Иден была немного тяжелее меня, всего лишь на несколько фунтов, но достаточно, чтобы ее формы были более округлыми, и она переживала из-за этого. То, что весь восьмой класс ее безжалостно дразнили, не особенно помогло, так что этим летом она серьезно настроилась похудеть и в девятом классе показать всем, что она изменилась. Я с ней спорила, говорила, что другие девочки просто завидовали, потому что у Иден были сиськи и задница, а у них не было, но она пропускала все мимо ушей. Она уговорила отца нанять ей на лето личного тренера. Ну и что, что ей было только четырнадцать, и она была слишком молода, чтобы беспокоиться о такой чепухе, как похудение, но ни папа, ни я не могли заставить ее передумать.
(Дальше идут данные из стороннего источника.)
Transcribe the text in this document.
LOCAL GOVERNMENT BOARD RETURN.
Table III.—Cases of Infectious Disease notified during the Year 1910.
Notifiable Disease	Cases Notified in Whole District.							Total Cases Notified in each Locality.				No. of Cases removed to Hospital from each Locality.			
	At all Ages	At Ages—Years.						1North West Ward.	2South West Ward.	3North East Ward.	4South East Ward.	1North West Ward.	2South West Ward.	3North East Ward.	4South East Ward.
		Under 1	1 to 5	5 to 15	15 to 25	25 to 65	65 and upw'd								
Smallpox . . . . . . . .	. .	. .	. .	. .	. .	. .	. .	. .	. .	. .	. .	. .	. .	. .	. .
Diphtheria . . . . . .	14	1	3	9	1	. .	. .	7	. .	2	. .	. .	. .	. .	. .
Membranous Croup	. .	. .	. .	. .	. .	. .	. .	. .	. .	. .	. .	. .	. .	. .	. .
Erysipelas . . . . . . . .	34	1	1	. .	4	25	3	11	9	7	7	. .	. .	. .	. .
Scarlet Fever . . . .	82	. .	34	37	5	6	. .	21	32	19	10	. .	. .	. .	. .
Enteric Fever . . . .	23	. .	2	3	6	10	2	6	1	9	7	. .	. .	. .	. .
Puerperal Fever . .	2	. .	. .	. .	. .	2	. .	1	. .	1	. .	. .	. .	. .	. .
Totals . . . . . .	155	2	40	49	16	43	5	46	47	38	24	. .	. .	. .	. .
Я понимала, что это — часть горя Иден. Я рисовала, фотографировала, Иден играла на виолончели. Но у нее дело было не только в этом. Мы были почти точной копией матери: темные волосы, зеленые глаза, белая кожа, тонкие черты лица, та же красота. Я, стройная, как ива, была больше похожа на мать, тогда как Иден досталось часть генов отца — он был невысоким, приземистым, от природы мускулистым. Иден хотела напоминать маму, быть больше похожей на нее. Она даже обесцветила волосы, как мама.
— Мы будем скучать по тебе, Эв, — сказал папа, повернувшись ко мне и посмотрев на меня. — Дома без тебя будет тихо.
« Как будто ты заметишь», — хотела сказать я, но не сказала.
— Я тоже буду скучать по тебе. Папа.
— Не будь хулиганкой, — сказала — И ты тоже. И серьезно, не сходи с ума по этому типу, Майклу. Ты не...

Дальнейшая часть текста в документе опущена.